In this case, however, there is an argument that the public statements issued on behalf of Officer Mattingly would make him a public figure under  Gertz v. Robert Welch, Inc., 418 U.S. 323, 352 (1974) and its progeny of cases.  The Supreme Court has held that public figure status applies when  someone “thrust[s] himself into the vortex of [the] public issue [and] engage[s] the public’s attention in an attempt to influence its outcome.” A limited-purpose public figure status applies if someone voluntarily “draw[s] attention to himself” or allows himself to become part of a controversy “as a fulcrum to create public discussion.” Wolston v. Reader’s Digest Association, 443 U.S. 157, 168 (1979).

That still leaves us with the question of what is permitted commentary, including opinion, in a major matter of public debate. The Supreme Court dealt with such an overheated council meeting in Greenbelt Cooperative Publishing Association v. Bresler, 398 U.S. 6 (1970), in which a newspaper was sued for using the word “blackmail” in connection to a real estate developer who was negotiating with the Greenbelt City Council to obtain zoning variances. The Court applied the actual malice standard and noted:

It is simply impossible to believe that a reader who reached the word “blackmail” in either article would not have understood exactly what was meant: It was Bresler’s public and wholly legal negotiating proposals that were being criticized. No reader could have thought that either the speakers at the meetings or the newspaper articles reporting their words were charging Bresler with the commission of a criminal offense. On the contrary, even the most careless reader must have perceived that the word was no more than rhetorical hyperbole, a vigorous epithet used by those who considered Bresler’s negotiating position extremely unreasonable.

Of course, calling someone repeatedly a murderer is more than simply “rhetorical hyperbole.” However, it is also part of a public debate that is heavily laden with protected political speech.

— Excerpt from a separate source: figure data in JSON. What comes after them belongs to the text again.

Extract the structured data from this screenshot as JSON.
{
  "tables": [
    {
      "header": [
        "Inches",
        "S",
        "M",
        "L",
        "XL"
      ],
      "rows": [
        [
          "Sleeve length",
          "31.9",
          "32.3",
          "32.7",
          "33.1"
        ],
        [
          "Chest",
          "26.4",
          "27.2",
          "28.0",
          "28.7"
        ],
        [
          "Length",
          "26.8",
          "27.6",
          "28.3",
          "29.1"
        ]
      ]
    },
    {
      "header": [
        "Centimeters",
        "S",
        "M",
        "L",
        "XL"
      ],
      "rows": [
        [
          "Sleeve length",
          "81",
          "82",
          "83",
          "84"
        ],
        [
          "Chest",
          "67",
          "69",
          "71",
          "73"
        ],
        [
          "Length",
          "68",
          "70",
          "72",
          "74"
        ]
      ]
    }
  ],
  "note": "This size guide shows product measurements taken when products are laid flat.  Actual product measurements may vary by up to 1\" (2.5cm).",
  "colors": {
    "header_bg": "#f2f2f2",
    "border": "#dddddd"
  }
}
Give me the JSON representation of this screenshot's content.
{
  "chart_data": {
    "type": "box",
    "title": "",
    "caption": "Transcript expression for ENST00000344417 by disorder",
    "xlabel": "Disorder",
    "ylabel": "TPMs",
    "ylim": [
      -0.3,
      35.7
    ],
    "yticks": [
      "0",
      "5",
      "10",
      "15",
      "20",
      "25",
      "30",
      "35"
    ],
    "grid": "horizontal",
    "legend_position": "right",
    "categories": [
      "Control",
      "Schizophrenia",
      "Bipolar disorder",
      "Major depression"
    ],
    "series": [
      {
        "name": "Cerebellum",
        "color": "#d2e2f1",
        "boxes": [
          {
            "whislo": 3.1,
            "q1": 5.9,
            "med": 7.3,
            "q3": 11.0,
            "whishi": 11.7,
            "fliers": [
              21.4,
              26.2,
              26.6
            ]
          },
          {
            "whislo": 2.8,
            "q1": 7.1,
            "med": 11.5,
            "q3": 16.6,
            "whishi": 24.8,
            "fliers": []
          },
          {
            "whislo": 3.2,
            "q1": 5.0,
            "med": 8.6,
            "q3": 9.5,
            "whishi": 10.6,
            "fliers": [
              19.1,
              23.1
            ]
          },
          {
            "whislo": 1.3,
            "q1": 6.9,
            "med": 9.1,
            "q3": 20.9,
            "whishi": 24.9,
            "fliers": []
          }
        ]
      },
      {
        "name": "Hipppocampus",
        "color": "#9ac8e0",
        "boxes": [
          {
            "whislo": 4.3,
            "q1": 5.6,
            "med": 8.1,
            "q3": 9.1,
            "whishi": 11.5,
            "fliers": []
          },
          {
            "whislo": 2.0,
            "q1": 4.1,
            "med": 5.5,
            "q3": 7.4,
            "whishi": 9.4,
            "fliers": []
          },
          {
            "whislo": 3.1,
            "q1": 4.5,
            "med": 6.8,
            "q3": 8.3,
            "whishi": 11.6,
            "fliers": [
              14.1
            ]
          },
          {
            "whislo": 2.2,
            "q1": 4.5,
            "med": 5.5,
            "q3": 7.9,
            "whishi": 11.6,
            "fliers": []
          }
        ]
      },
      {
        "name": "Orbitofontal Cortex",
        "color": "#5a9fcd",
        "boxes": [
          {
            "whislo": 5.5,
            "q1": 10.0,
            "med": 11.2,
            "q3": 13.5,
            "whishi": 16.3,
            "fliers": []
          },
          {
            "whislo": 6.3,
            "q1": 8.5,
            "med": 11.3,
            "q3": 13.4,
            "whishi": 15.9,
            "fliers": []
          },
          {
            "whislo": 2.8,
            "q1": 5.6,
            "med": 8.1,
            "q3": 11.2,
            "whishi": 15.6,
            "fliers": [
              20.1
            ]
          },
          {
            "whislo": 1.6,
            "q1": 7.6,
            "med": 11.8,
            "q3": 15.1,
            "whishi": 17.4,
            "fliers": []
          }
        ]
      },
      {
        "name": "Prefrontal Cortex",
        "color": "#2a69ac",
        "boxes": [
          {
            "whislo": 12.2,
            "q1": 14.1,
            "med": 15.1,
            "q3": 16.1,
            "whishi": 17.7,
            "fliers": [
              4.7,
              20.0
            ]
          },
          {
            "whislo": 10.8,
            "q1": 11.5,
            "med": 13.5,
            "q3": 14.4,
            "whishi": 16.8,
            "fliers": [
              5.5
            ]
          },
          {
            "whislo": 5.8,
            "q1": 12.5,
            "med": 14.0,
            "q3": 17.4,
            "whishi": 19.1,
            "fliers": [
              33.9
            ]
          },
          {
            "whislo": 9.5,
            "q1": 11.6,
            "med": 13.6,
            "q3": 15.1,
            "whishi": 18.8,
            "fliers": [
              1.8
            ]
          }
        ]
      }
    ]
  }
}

Any news organization calling Mattingly a “murderer” as a statement of fact would be risking a defamation action.  Context is everything. This is a highly charged environment where terms like “murder” are often used in the context of protests over systemic racism and police abuse.  However, it is also being used in the specific context of a criminal charge.  Many believe that this did meet the standard of murder and that is a protected opinion of the underlying criminal code and facts in this case. A court, like this Grand Jury, may disagree, but it is an opinion on a matter of intense public debate.

It is hard to see an actionable case in this context, though again news account stating that this was murder as a fact could raise a cognizable claim.  I am however skeptical in finding a case that was not heavily laden with opinion on the elements of crime or the proper interpretation of this case.